Come cresce il bitcoin: terzo ATM in Italia

Robocoin Milano inaugurazioneAttivato a Milano il terzo “bancomat” che consente di depositare e prelevare bitcoin. La macchina ATM, installata da Robocoin Italia, segue quelle già presenti a Firenze e a Roma e consente di convertire euro (solo in contanti, per ora) in moneta virtuale, di prelevare euro in banconote (vendendo così i propri bitcoin) e di inviare denaro (bitcoin, si intende) ad amici.

Avvertenza: se non avete idea di che cosa sia un bitcoin, vi conviene leggere qui sotto e poi concludere la lettura con i paragrafi che seguono.

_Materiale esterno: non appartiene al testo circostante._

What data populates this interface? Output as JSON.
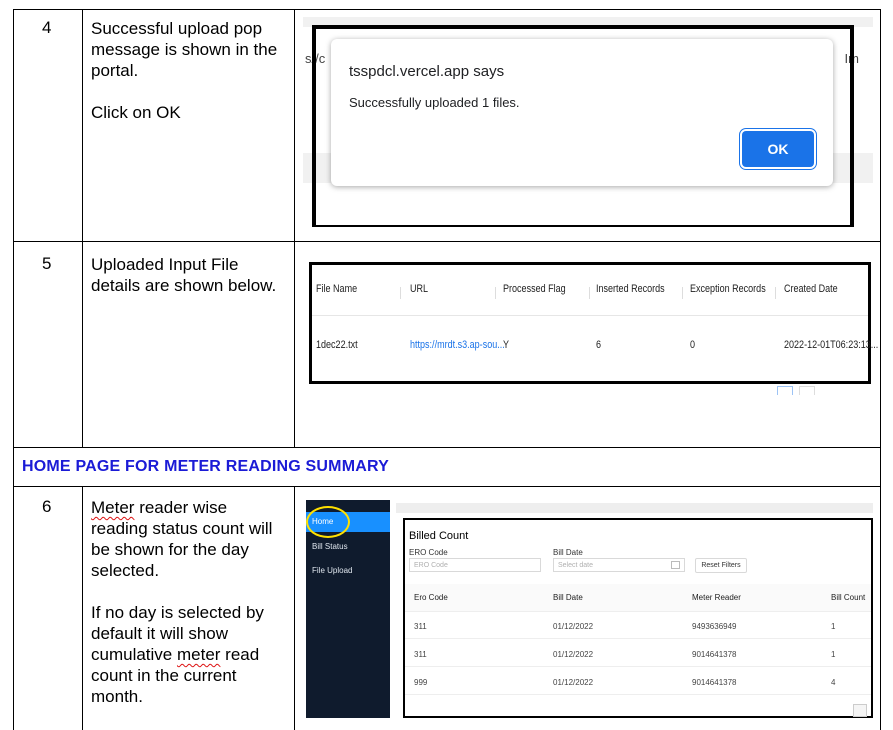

Come si usa l’ATM per bitcoin

Per usare l’ATM non ci sono, ovviamente, carte bancarie da inserire. Il riconoscimento del cliente avviene in due fasi. Per chi non si è mai registrato al servizio, è necessario inserire il numero di telefono (difficile usare una moneta virtuale se non si dispone di uno smartphone) e un documento di riconoscimento, che verrà scansionato dalla macchina: una videocamera all’interno della macchina confermerà che il vostro volto corrisponde a quello della foto riportata sul documento. Soddisfacendo così i requisiti di compliance (Know Your Customer e Anti Money Laundering). Dal secondo accesso in poi tutto è più semplice: basta digitare il proprio numero di cellulare e il PIN personale ricevuto al momento dell’iscrizione. Si riceverà istantaneamente una One Time Password sul proprio cellulare con cui confermare la propria identità. E si è liberi di prelevare o depositare bitcoin.

Robocoin controllo ID

Il riconoscimento avviene mediante documento di identità e scansione facciale

Dove trovare i bancomat bitcoin in Italia

L’ATM milanese si trova presso The Talent Garden, community di start up innovative in zona Viale Monza: gli altri si trovano a Roma, presso la Facoltà di Economia della Sapienza, e in un negozio di Firenze a pochi passi dal Duomo. «Negli USA, al momento, la nostra casa madre ne ha installati 13 – racconta Federico Pecoraro, CEO di Robocoin Italia, che dall’azienda americana ha ottenuto una esclusiva per le attività nel Sud Europa fino al 2017, oltre a tutto il supporto tecnologico – e punta ad arrivare a 40 entro la fine dell’anno. Noi contiamo di installarne un totale di 15 nel nostro Paese e guardiamo con interesse anche a Monaco, Svizzera e Francia».

 

Quanto costa prelevare o depositare

La “rete” di ATM fisici è una caratteristica distintiva di Robocoin: l’azienda americana li produce in casa e li vende a chi desidera installarne uno a circa 20mila dollari. Rendere fisico e “visibile” il bitcoin, di cui molti hanno sentito parlare dai media e non sempre in modo particolarmente rassicurante, è certamente una strategia efficace per fare avvicinare il grande pubblico a questo fenomeno. «Si possono inserire contanti e convertirli in bitcoin, caricandoli sul proprio wallet – spiega Pecoraro – e abbiamo delle commissioni molto competitive, pari al 6% della somma. Se pensiamo che dal nostro ATM è possibile inviare denaro immediatamente anche dall’altra parte del mondo, a chiunque abbia un wallet bitcoin, riteniamo di essere più vantaggiosi di molti servizi di money transfer o di un bonifico internazionale».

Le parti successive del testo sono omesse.